Para os encontrar, aí sim, há que mudar de atitude, o que não obrigada a mudar de vida tão literalmente e drasticamente como eu e o meu Príncipe fizemos. Até porque bastaria termos filhos para que nada disso se concretizasse. Eu duvido que me fosse mudar para um local onde a malária existe e mata, estando a milhares de kilometros de um Hospital com padrões ocidentais/europeus.

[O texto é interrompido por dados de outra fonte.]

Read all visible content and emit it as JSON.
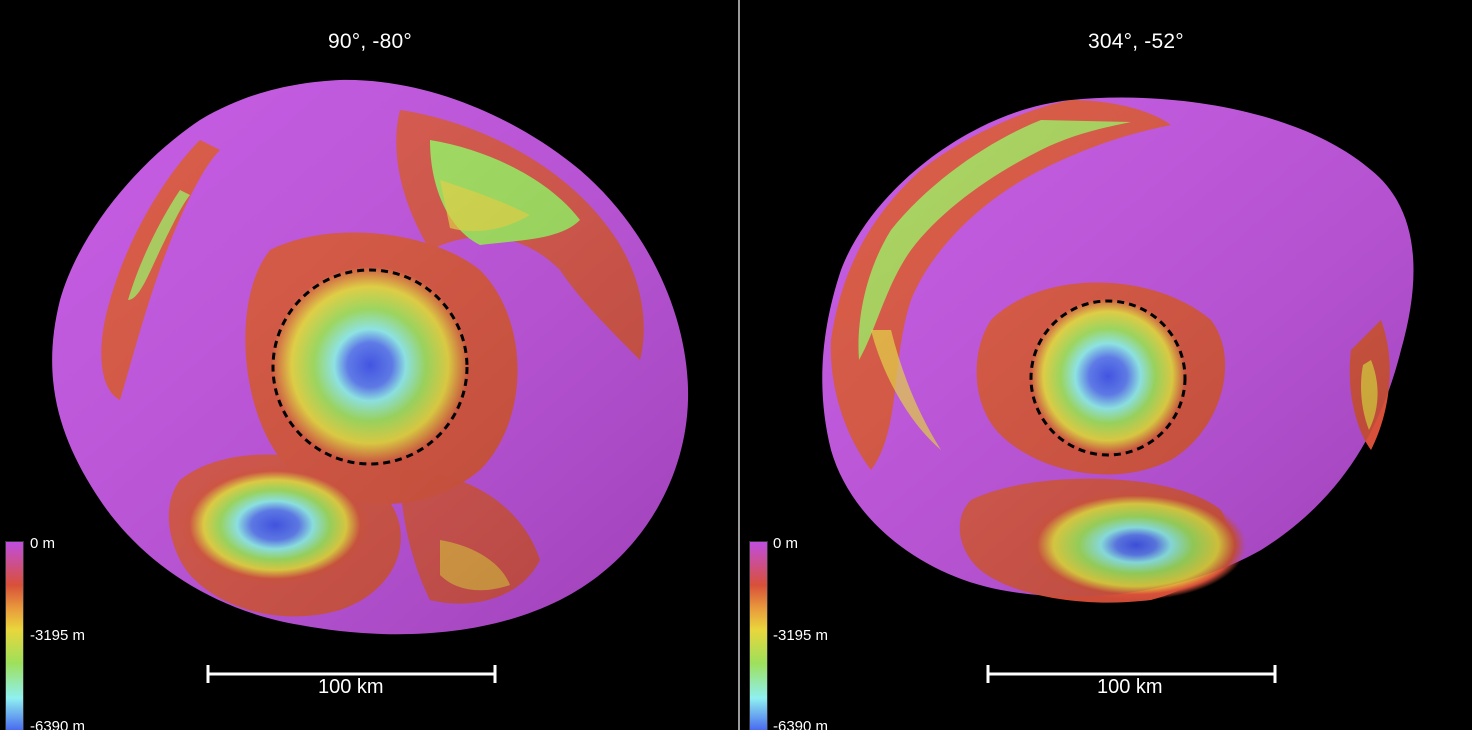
{
  "views": [
    {
      "title": "90°, -80°",
      "scale_label": "100 km",
      "colorbar": {
        "top": "0 m",
        "mid": "-3195 m",
        "bottom": "-6390 m"
      }
    },
    {
      "title": "304°, -52°",
      "scale_label": "100 km",
      "colorbar": {
        "top": "0 m",
        "mid": "-3195 m",
        "bottom": "-6390 m"
      }
    }
  ],
  "colors": {
    "background": "#000000",
    "surface": "#c04ee0",
    "red": "#d8503a",
    "yellow": "#e9d63c",
    "green": "#9ee05a",
    "cyan": "#8ff0f0",
    "blue": "#3a4ef0",
    "divider": "#9a9a9a"
  }
}
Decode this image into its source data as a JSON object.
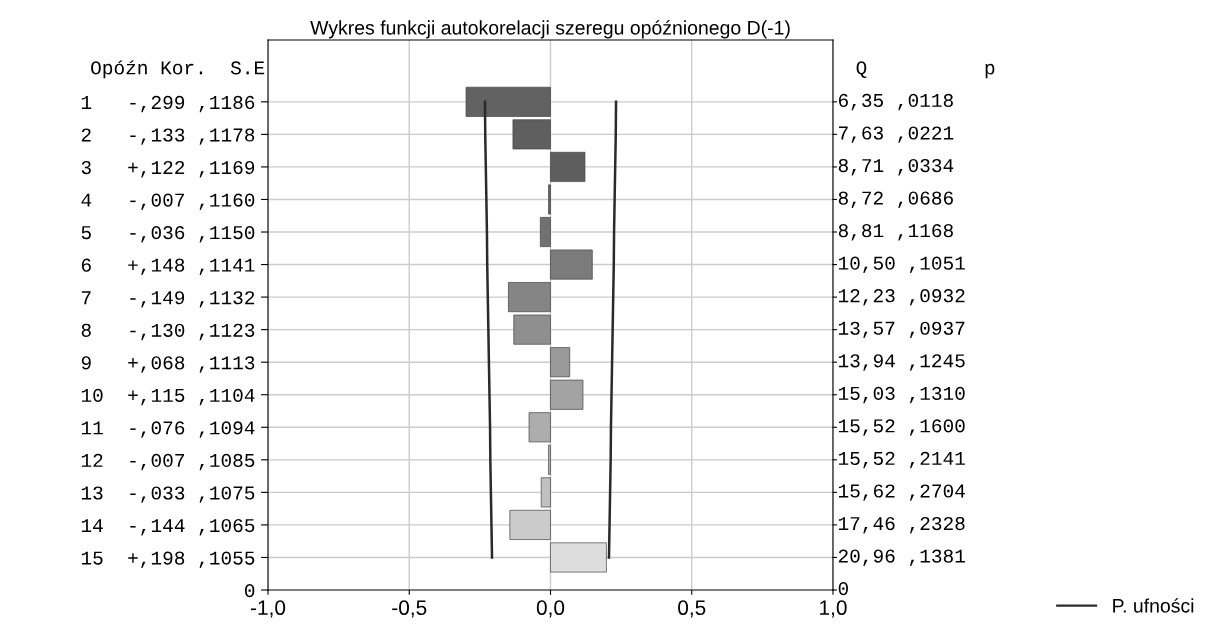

Assim sendo, a tal mudança da atitude passa por momentos/ passos que, com o bom marketing da numerologia, eu identifiquei como sendo 7:
1º Fazer perguntas. Não as da "idade dos porquê", mas aquelas em que nos questionamos acerca do que nos rodeia. A primeira é a mais óbvia: quero MESMO mudar? Sim.
Então, o que nos faz sentir bem? o que nos incomoda? o que nos faz mudar de ideias? o que nos faz pensar? o que?
Este primeiro passo é o pior e o mais difícil. Porque fazer perguntas, obriga a ter respostas e muita gente não quer ouvir o que o "universo" tem para lhe contar. É duro e é preciso querer-se questionar. Passamos a julgar que estamos esquizofrénicos quando ouvimos uma vozinha interior que talvez pela primeira vez na vida fale. Mas ela existe e sempre existiu. Ela responde e não cobra nada por isso.
2º Pensar. Com a vozinha esquizofrénica que há em cada um, começar a pensar com ela. Vamos no metro, no autocarro, sentados ou em pé, e a vozinha vai falando, vai vendo, vai questionando. Pensamos no que nos faz querer mudar. Pensamos qual a dimensão de nós que quermos mudar: não temos de passar a usar cabelo encarnado, vestir roupa com algodão orgânico e comer abóbora biológica para achar que mudamos. É de dentro que tem de vir a mudança.
3º Encontrar uma paixão. Algo que realmente gostamos de fazer, uma coisa que nos faz sentir mesmo, mesmo bem e em que usemos a nossa energia, em que nos empenhemos para que ela surga. Coser meias, assar lombos de perú, correr maratonas, fotografar árvores, escrever postais, pintar gesso, coleccionar livros antigos; o que quiserem desde que usem o vosso corpo e a vossa mente para o fazer.
4º Partilhar. Com os amigos mais chegados, com a família, com o marido ou a mulher, namorado ou companheiro, alguém que nos conheça bem. Essa pessoa sabe quem somos, sabe o que somos além de sermos bancários, cabeleireiros, gestores ou funcionários do clube desportivo da Amora. Das melhores descobertas da minha vida tem sido o quanto os meus amigos me conhecem bem, o quanto eles gostam de mim e sabem quem eu sou. Eles ajudam a dar-me um "chão", um ponto de referência, para que eu possa gerir todas as implicações que a mudança traz e as suas consequências.
5º Ser sincero. Consigo mesmo e com os outros. Ter a mesma atitude por dentro e por fora. Assim, mantemos a cabeça livre, evitamos dogmas, preconceitos, verdades absolutas, ideias pré-concebidas. Mantemos um circuito livre e aberto dentro e fora de nós.
6º Arriscar. O nível de risco pode variar, mas ele irá existir sempre quando tomamos uma atitude de mudança. Engane-se quem julga que é possível mudar sem qualquer risco. Mesmo quando mudamos de casa arriscamos. A que nos calhe um vizinho demoníaco, por exemplo. Tem de se aceitar que se vai arriscar. E isso torna tudo muito mais interessante, verdade?
7º Não ter medo. Vem um pouco no seguimento do arriscar. Mas o medo é uma coisa muito mais lixada. É uma coisa boa, quando usado na medida certa, pois as descargas de adrenalina são o que nos mantem vivos, desde o tempo dos nómadas, em que andavamos a caçar nas estepes, mas pode paralisar-nos. Sentir medo é sinal que estamos vivos, mas também pode ser um obstáculo à mudança. O medo tem de existir q.b.
A receita é simples e parece fácil. Eu aprendi-a porque fiz uma outra coisa, que é essencial à mudança: errei! O erro é o que nos permite avançar. E que não se julgue que vai acertar logo à primeira. Isto leva tempo, não é uma aspirina efervescente. Têm de haver tentativas atrás de tentativas.
Diga-nos que para este Bolo sair perfeito, o tempo é o forno e o erro é o fermento. Já a forma é sem dúvida a vontade de querer mudar.
Bons cozinhados e bom fim de semana!